Let $f: \C \to \C$ be a complex function.

Let $U \subseteq \C$ be an open set such that $f$ has no zeros in $U$.

Suppose further that $f$ is holomorphic in $U$.


Then the complex function

$\dfrac 1 {f_{\restriction U} } : U \to \C$

is holomorphic.


Proof

Let $g: U \to \C$ be such that $\map g x = 1 / \map f x$.

Since $\map f x$ is nonzero for $x \in U$, $g$ is well-defined.
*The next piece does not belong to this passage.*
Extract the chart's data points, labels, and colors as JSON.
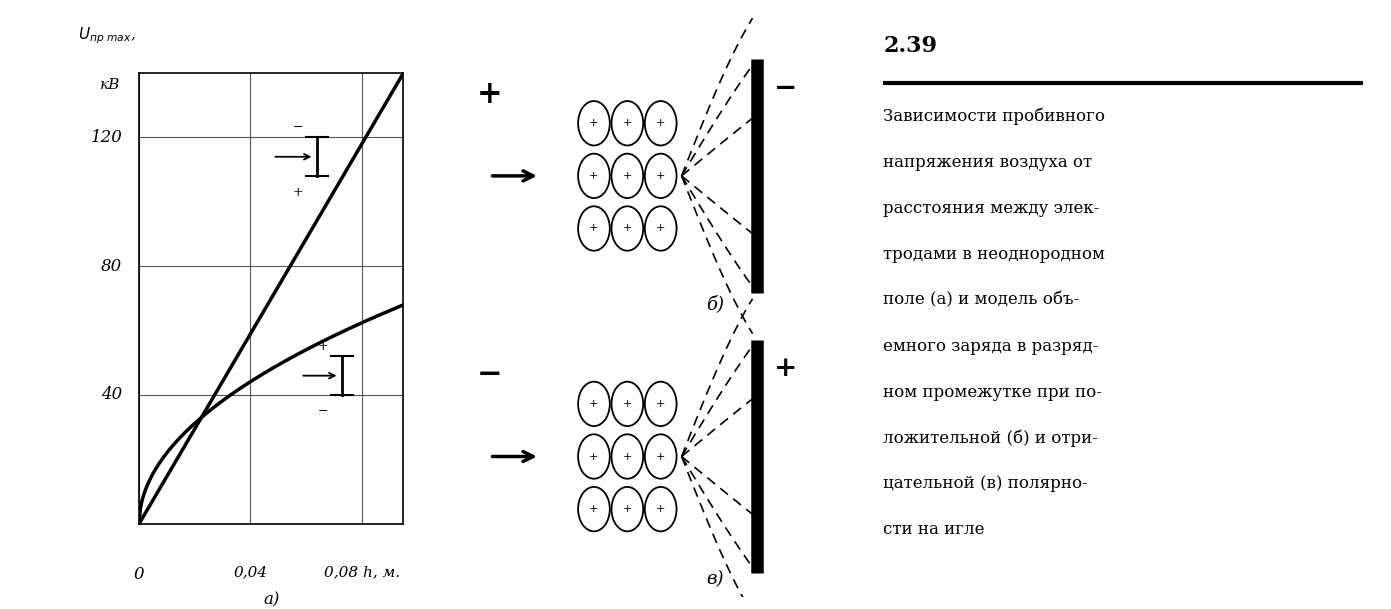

By Quotient Rule for Continuous Complex Functions, $g$ is continuous.

Let $z_0 \in U$.

As $g$ is continuous:

$\ds \lim_{h \mathop \to 0} \frac 1 {\map f {z_0 + h} } = \frac 1 {\map f {z_0} }$

As $f$ is holomorphic:

$\ds \lim_{h \mathop \to 0} \frac {\map f {z_0 + h} - \map f {z_0} } h = \map {f'} {z_0}$

By the Combination Theorem for Limits of Complex Functions:

\(\ds \lim_{h \mathop \to 0} \frac {\map g {z_0 + h} - \map g {z_0} } h\) \(=\) \(\ds \lim_{h \mathop \to 0} \frac {\frac 1 {\map f {z_0 + h} } - \frac 1 {\map f {z_0} } } h\)
\(\ds \) \(=\) \(\ds -\frac 1 {\map f {z_0} } \lim_{h \mathop \to 0} \paren {\paren {\frac 1 {\map f {z_0 + h} } } \paren {\frac {\map f {z_0 + h} - \map f {z_0} } h} }\)
\(\ds \) \(=\) \(\ds -\frac 1 {\map f {z_0}^2} \cdot \map {f'} {z_0}\)

It follows that $g$ is holomorphic.

$\blacksquare$